All these Afro-American singers said themselves to be Christians. Bob prayed with them and with his musicians before the concert, often being spotted holding hands in a circle. Wearing his black leather jacket, he looked like a rock singer, but he spoke like a preacher. His sermons provoked shouts from the crowds who did not know how to react to it all. At that time, he was widely ridiculed by critics. A columnist in the San Francisco Chronicle said: “Dylan has written some the most banal, uninspired, and inventionless songs of his career for his Jesus phase. Years from now, when social historians look back over these years, Dylan’s conversion will serve as a concise metaphor for the vast emptiness of the era.”
Today, no one doubts the sincerity of his experience. In “What can I do for you?”, Dylan was singing to God: “You have laid down Your life for me.”. And his prayer was sincere. He could say: “I've escaped death so many times, I know I'm only living/By the saving grace that's over me.” Dylan was truly grateful. He really believed in what he was singing, and ultimately he suffered by making his faith public. That is the picture that Francesco Clemente also paints in another book about that time, when Dylan seemed to be so stubborn and steadfast about his beliefs. But he soon discovered another reality: “It's the ways of the flesh to war against the spirit/Twenty-four hours a day you can feel it and you can hear it” (Solid Rock).

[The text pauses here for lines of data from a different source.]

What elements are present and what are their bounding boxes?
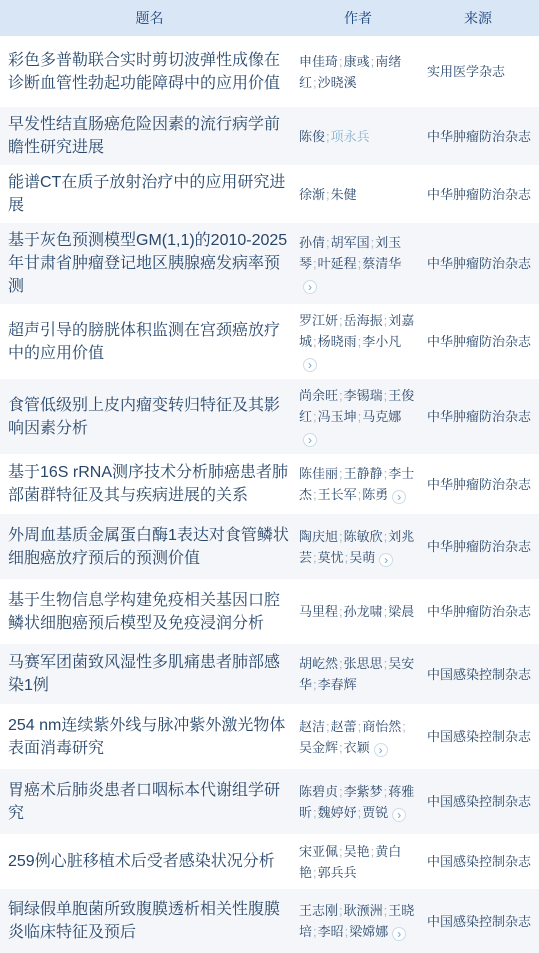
author-link[interactable]: 冯玉坤 (318, 409, 357, 424)
author-link[interactable]: 李锡瑞 (344, 388, 383, 403)
table-row: 基于灰色预测模型GM(1,1)的2010-2025年甘肃省肿瘤登记地区胰腺癌发病… (0, 223, 539, 304)
author-link[interactable]: 李昭 (318, 924, 344, 939)
source-cell: 中国感染控制杂志 (417, 659, 539, 690)
author-link[interactable]: 尚余旺 (299, 388, 338, 403)
authors-cell: 王志刚;耿滪洲;王晓培;李昭;梁嫦娜› (299, 894, 417, 948)
source-journal-link[interactable]: 中华肿瘤防治杂志 (427, 409, 531, 424)
title-cell: 外周血基质金属蛋白酶1表达对食管鳞状细胞癌放疗预后的预测价值 (0, 518, 299, 576)
author-link[interactable]: 项永兵 (331, 129, 370, 144)
author-link[interactable]: 赵蕾 (331, 719, 357, 734)
authors-cell: 马里程;孙龙啸;梁晨 (299, 595, 417, 628)
expand-authors-icon[interactable]: › (392, 490, 406, 504)
author-link[interactable]: 郭兵兵 (318, 865, 357, 880)
author-link[interactable]: 罗江妍 (299, 313, 338, 328)
author-link[interactable]: 叶延程 (318, 256, 357, 271)
article-title-link[interactable]: 食管低级别上皮内瘤变转归特征及其影响因素分析 (8, 394, 291, 440)
source-journal-link[interactable]: 中华肿瘤防治杂志 (427, 187, 531, 202)
source-cell: 中华肿瘤防治杂志 (417, 121, 539, 152)
author-link[interactable]: 马里程 (299, 604, 338, 619)
table-row: 彩色多普勒联合实时剪切波弹性成像在诊断血管性勃起功能障碍中的应用价值 申佳琦;康… (0, 36, 539, 107)
author-link[interactable]: 陈勇 (362, 487, 388, 502)
authors-cell: 胡屹然;张思思;吴安华;李春辉 (299, 647, 417, 701)
article-title-link[interactable]: 基于16S rRNA测序技术分析肺癌患者肺部菌群特征及其与疾病进展的关系 (8, 461, 291, 507)
authors-cell: 宋亚佩;吴艳;黄白艳;郭兵兵 (299, 835, 417, 889)
article-list-table: 题名 作者 来源 彩色多普勒联合实时剪切波弹性成像在诊断血管性勃起功能障碍中的应… (0, 0, 539, 953)
article-title-link[interactable]: 基于生物信息学构建免疫相关基因口腔鳞状细胞癌预后模型及免疫浸润分析 (8, 589, 291, 635)
author-link[interactable]: 朱健 (331, 187, 357, 202)
source-cell: 中国感染控制杂志 (417, 786, 539, 817)
authors-cell: 赵洁;赵蕾;商怡然;吴金辉;衣颖› (299, 710, 417, 764)
source-cell: 中华肿瘤防治杂志 (417, 326, 539, 357)
table-row: 基于生物信息学构建免疫相关基因口腔鳞状细胞癌预后模型及免疫浸润分析 马里程;孙龙… (0, 579, 539, 644)
expand-authors-icon[interactable]: › (303, 358, 317, 372)
author-link[interactable]: 莫忧 (318, 550, 344, 565)
author-link[interactable]: 吴艳 (344, 844, 370, 859)
author-link[interactable]: 马克娜 (362, 409, 401, 424)
article-title-link[interactable]: 马赛军团菌致风湿性多肌痛患者肺部感染1例 (8, 651, 291, 697)
source-journal-link[interactable]: 中国感染控制杂志 (427, 729, 531, 744)
author-link[interactable]: 蔡清华 (362, 256, 401, 271)
column-header-authors: 作者 (299, 8, 417, 28)
source-journal-link[interactable]: 中华肿瘤防治杂志 (427, 256, 531, 271)
author-link[interactable]: 陶庆旭 (299, 529, 338, 544)
source-cell: 中国感染控制杂志 (417, 846, 539, 877)
article-title-link[interactable]: 超声引导的膀胱体积监测在宫颈癌放疗中的应用价值 (8, 319, 291, 365)
author-link[interactable]: 徐渐 (299, 187, 325, 202)
source-cell: 中华肿瘤防治杂志 (417, 401, 539, 432)
expand-authors-icon[interactable]: › (303, 433, 317, 447)
authors-cell: 陈碧贞;李紫梦;蒋雅昕;魏婷妤;贾锐› (299, 775, 417, 829)
authors-cell: 陈俊;项永兵 (299, 120, 417, 153)
author-link[interactable]: 王长军 (318, 487, 357, 502)
title-cell: 食管低级别上皮内瘤变转归特征及其影响因素分析 (0, 388, 299, 446)
title-cell: 早发性结直肠癌危险因素的流行病学前瞻性研究进展 (0, 107, 299, 165)
title-cell: 彩色多普勒联合实时剪切波弹性成像在诊断血管性勃起功能障碍中的应用价值 (0, 43, 299, 101)
table-row: 铜绿假单胞菌所致腹膜透析相关性腹膜炎临床特征及预后 王志刚;耿滪洲;王晓培;李昭… (0, 889, 539, 953)
table-row: 胃癌术后肺炎患者口咽标本代谢组学研究 陈碧贞;李紫梦;蒋雅昕;魏婷妤;贾锐› 中… (0, 769, 539, 834)
table-row: 外周血基质金属蛋白酶1表达对食管鳞状细胞癌放疗预后的预测价值 陶庆旭;陈敏欣;刘… (0, 514, 539, 579)
author-link[interactable]: 李紫梦 (344, 784, 383, 799)
source-journal-link[interactable]: 中国感染控制杂志 (427, 854, 531, 869)
expand-authors-icon[interactable]: › (303, 280, 317, 294)
author-link[interactable]: 杨晓雨 (318, 334, 357, 349)
author-link[interactable]: 宋亚佩 (299, 844, 338, 859)
author-link[interactable]: 梁嫦娜 (349, 924, 388, 939)
source-journal-link[interactable]: 中华肿瘤防治杂志 (427, 539, 531, 554)
article-title-link[interactable]: 基于灰色预测模型GM(1,1)的2010-2025年甘肃省肿瘤登记地区胰腺癌发病… (8, 229, 291, 298)
source-cell: 中华肿瘤防治杂志 (417, 248, 539, 279)
author-link[interactable]: 孙倩 (299, 235, 325, 250)
author-link[interactable]: 梁晨 (388, 604, 414, 619)
source-cell: 中华肿瘤防治杂志 (417, 469, 539, 500)
title-cell: 胃癌术后肺炎患者口咽标本代谢组学研究 (0, 773, 299, 831)
author-link[interactable]: 陈敏欣 (344, 529, 383, 544)
table-row: 能谱CT在质子放射治疗中的应用研究进展 徐渐;朱健 中华肿瘤防治杂志 (0, 165, 539, 223)
expand-authors-icon[interactable]: › (374, 743, 388, 757)
author-link[interactable]: 沙晓溪 (318, 75, 357, 90)
table-body: 彩色多普勒联合实时剪切波弹性成像在诊断血管性勃起功能障碍中的应用价值 申佳琦;康… (0, 36, 539, 953)
source-journal-link[interactable]: 实用医学杂志 (427, 64, 505, 79)
title-cell: 马赛军团菌致风湿性多肌痛患者肺部感染1例 (0, 645, 299, 703)
column-header-title: 题名 (0, 8, 299, 28)
author-separator: ; (401, 719, 407, 734)
author-link[interactable]: 王静静 (344, 466, 383, 481)
author-link[interactable]: 吴萌 (349, 550, 375, 565)
title-cell: 基于16S rRNA测序技术分析肺癌患者肺部菌群特征及其与疾病进展的关系 (0, 455, 299, 513)
author-link[interactable]: 赵洁 (299, 719, 325, 734)
author-link[interactable]: 李春辉 (318, 677, 357, 692)
article-title-link[interactable]: 彩色多普勒联合实时剪切波弹性成像在诊断血管性勃起功能障碍中的应用价值 (8, 49, 291, 95)
article-title-link[interactable]: 外周血基质金属蛋白酶1表达对食管鳞状细胞癌放疗预后的预测价值 (8, 524, 291, 570)
title-cell: 超声引导的膀胱体积监测在宫颈癌放疗中的应用价值 (0, 313, 299, 371)
source-journal-link[interactable]: 中华肿瘤防治杂志 (427, 129, 531, 144)
author-link[interactable]: 陈佳丽 (299, 466, 338, 481)
source-journal-link[interactable]: 中华肿瘤防治杂志 (427, 334, 531, 349)
author-link[interactable]: 魏婷妤 (318, 805, 357, 820)
author-link[interactable]: 李小凡 (362, 334, 401, 349)
source-journal-link[interactable]: 中国感染控制杂志 (427, 667, 531, 682)
author-link[interactable]: 衣颖 (344, 740, 370, 755)
article-title-link[interactable]: 铜绿假单胞菌所致腹膜透析相关性腹膜炎临床特征及预后 (8, 898, 291, 944)
author-link[interactable]: 申佳琦 (299, 54, 338, 69)
authors-cell: 陶庆旭;陈敏欣;刘兆芸;莫忧;吴萌› (299, 520, 417, 574)
author-link[interactable]: 贾锐 (362, 805, 388, 820)
author-link[interactable]: 张思思 (344, 656, 383, 671)
author-link[interactable]: 商怡然 (362, 719, 401, 734)
table-row: 基于16S rRNA测序技术分析肺癌患者肺部菌群特征及其与疾病进展的关系 陈佳丽… (0, 454, 539, 514)
title-cell: 254 nm连续紫外线与脉冲紫外激光物体表面消毒研究 (0, 708, 299, 766)
expand-authors-icon[interactable]: › (392, 808, 406, 822)
source-cell: 中国感染控制杂志 (417, 721, 539, 752)
article-title-link[interactable]: 早发性结直肠癌危险因素的流行病学前瞻性研究进展 (8, 113, 291, 159)
source-journal-link[interactable]: 中华肿瘤防治杂志 (427, 477, 531, 492)
source-cell: 中华肿瘤防治杂志 (417, 531, 539, 562)
author-link[interactable]: 陈俊 (299, 129, 325, 144)
source-cell: 中华肿瘤防治杂志 (417, 596, 539, 627)
author-link[interactable]: 岳海振 (344, 313, 383, 328)
source-journal-link[interactable]: 中国感染控制杂志 (427, 794, 531, 809)
table-row: 马赛军团菌致风湿性多肌痛患者肺部感染1例 胡屹然;张思思;吴安华;李春辉 中国感… (0, 644, 539, 704)
expand-authors-icon[interactable]: › (379, 553, 393, 567)
author-link[interactable]: 孙龙啸 (344, 604, 383, 619)
authors-cell: 申佳琦;康彧;南绪红;沙晓溪 (299, 45, 417, 99)
table-header: 题名 作者 来源 (0, 0, 539, 36)
table-row: 超声引导的膀胱体积监测在宫颈癌放疗中的应用价值 罗江妍;岳海振;刘嘉城;杨晓雨;… (0, 304, 539, 379)
source-journal-link[interactable]: 中国感染控制杂志 (427, 914, 531, 929)
source-cell: 中华肿瘤防治杂志 (417, 179, 539, 210)
article-title-link[interactable]: 259例心脏移植术后受者感染状况分析 (8, 850, 291, 873)
author-link[interactable]: 王志刚 (299, 903, 338, 918)
authors-cell: 尚余旺;李锡瑞;王俊红;冯玉坤;马克娜› (299, 379, 417, 454)
title-cell: 铜绿假单胞菌所致腹膜透析相关性腹膜炎临床特征及预后 (0, 892, 299, 950)
table-row: 254 nm连续紫外线与脉冲紫外激光物体表面消毒研究 赵洁;赵蕾;商怡然;吴金辉… (0, 704, 539, 769)
authors-cell: 罗江妍;岳海振;刘嘉城;杨晓雨;李小凡› (299, 304, 417, 379)
source-cell: 实用医学杂志 (417, 56, 539, 87)
author-link[interactable]: 胡军国 (331, 235, 370, 250)
title-cell: 259例心脏移植术后受者感染状况分析 (0, 844, 299, 879)
column-header-source: 来源 (417, 8, 539, 28)
expand-authors-icon[interactable]: › (392, 927, 406, 941)
author-link[interactable]: 康彧 (344, 54, 370, 69)
title-cell: 能谱CT在质子放射治疗中的应用研究进展 (0, 165, 299, 223)
article-title-link[interactable]: 胃癌术后肺炎患者口咽标本代谢组学研究 (8, 779, 291, 825)
article-title-link[interactable]: 254 nm连续紫外线与脉冲紫外激光物体表面消毒研究 (8, 714, 291, 760)
authors-cell: 徐渐;朱健 (299, 178, 417, 211)
author-link[interactable]: 耿滪洲 (344, 903, 383, 918)
author-link[interactable]: 胡屹然 (299, 656, 338, 671)
article-title-link[interactable]: 能谱CT在质子放射治疗中的应用研究进展 (8, 171, 291, 217)
source-cell: 中国感染控制杂志 (417, 906, 539, 937)
author-link[interactable]: 吴金辉 (299, 740, 338, 755)
author-link[interactable]: 陈碧贞 (299, 784, 338, 799)
table-row: 259例心脏移植术后受者感染状况分析 宋亚佩;吴艳;黄白艳;郭兵兵 中国感染控制… (0, 834, 539, 889)
title-cell: 基于灰色预测模型GM(1,1)的2010-2025年甘肃省肿瘤登记地区胰腺癌发病… (0, 223, 299, 304)
authors-cell: 陈佳丽;王静静;李士杰;王长军;陈勇› (299, 457, 417, 511)
source-journal-link[interactable]: 中华肿瘤防治杂志 (427, 604, 531, 619)
authors-cell: 孙倩;胡军国;刘玉琴;叶延程;蔡清华› (299, 226, 417, 301)
title-cell: 基于生物信息学构建免疫相关基因口腔鳞状细胞癌预后模型及免疫浸润分析 (0, 583, 299, 641)
table-row: 食管低级别上皮内瘤变转归特征及其影响因素分析 尚余旺;李锡瑞;王俊红;冯玉坤;马… (0, 379, 539, 454)
table-row: 早发性结直肠癌危险因素的流行病学前瞻性研究进展 陈俊;项永兵 中华肿瘤防治杂志 (0, 107, 539, 165)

What then remains of his faith? Many have asked me the same question since the essay that I did on Dylan in 1985 for the Spanish publisher Andamio. The truth is that I still don’t know what to say. It is difficult to know anything with any certainty about the living legend. His interviews tend to be based on laconic statements; he hardly has a social life; and he hardly ever says anything during his concerts. In one of the latest biographies, the London journalist Howard Sounes clearly states that Dylan has never renounced his faith in Jesus. However, the lyrics of some of his songs point to a spiritual battle.
“Satan whispers to ya, "Well, I don't want to bore ya,/But when ya get tired of the Miss So-and-so I got another woman for ya." He sings in “Trouble in Mind”. These are probably some of the most revealing verses that Dylan has ever written. Here we see the reality of his problem, which is clearly seen in his difficult relationship with sex. That is what “you're all the time defending what you can never justify.”… “Everybody's doing it so I guess it can't be wrong.” Here lie all his fears, doubts and the source of his misery, that have jostled in his mind all these years. His biography shows us how he goes from one relationship to another, hoping that a woman will redeem him from his anxiety, which makes him call to God: “Lord, take away this trouble in mind.”.
“Here comes Satan, prince of the power of the air,/He's gonna make you a law unto yourself, gonna build a bird's nest in your hair./He's gonna deaden your conscience 'til you worship the work of your own hands,/You'll be serving strangers in a strange, forsaken land.”
I cannot listen to these word in “Trouble in Mind” without thinking of Dylan now, alone and isolated. That is why some of us continue praying for him, that he may find the peace that he has still not found. Because as he knows full well, as it is one of his favourite songs, “But you're gonna have to serve somebody, yes/Indeed you're gonna have to serve somebody/Well, it may be the devil or it may be the Lord/ But you're gonna have to serve somebody.”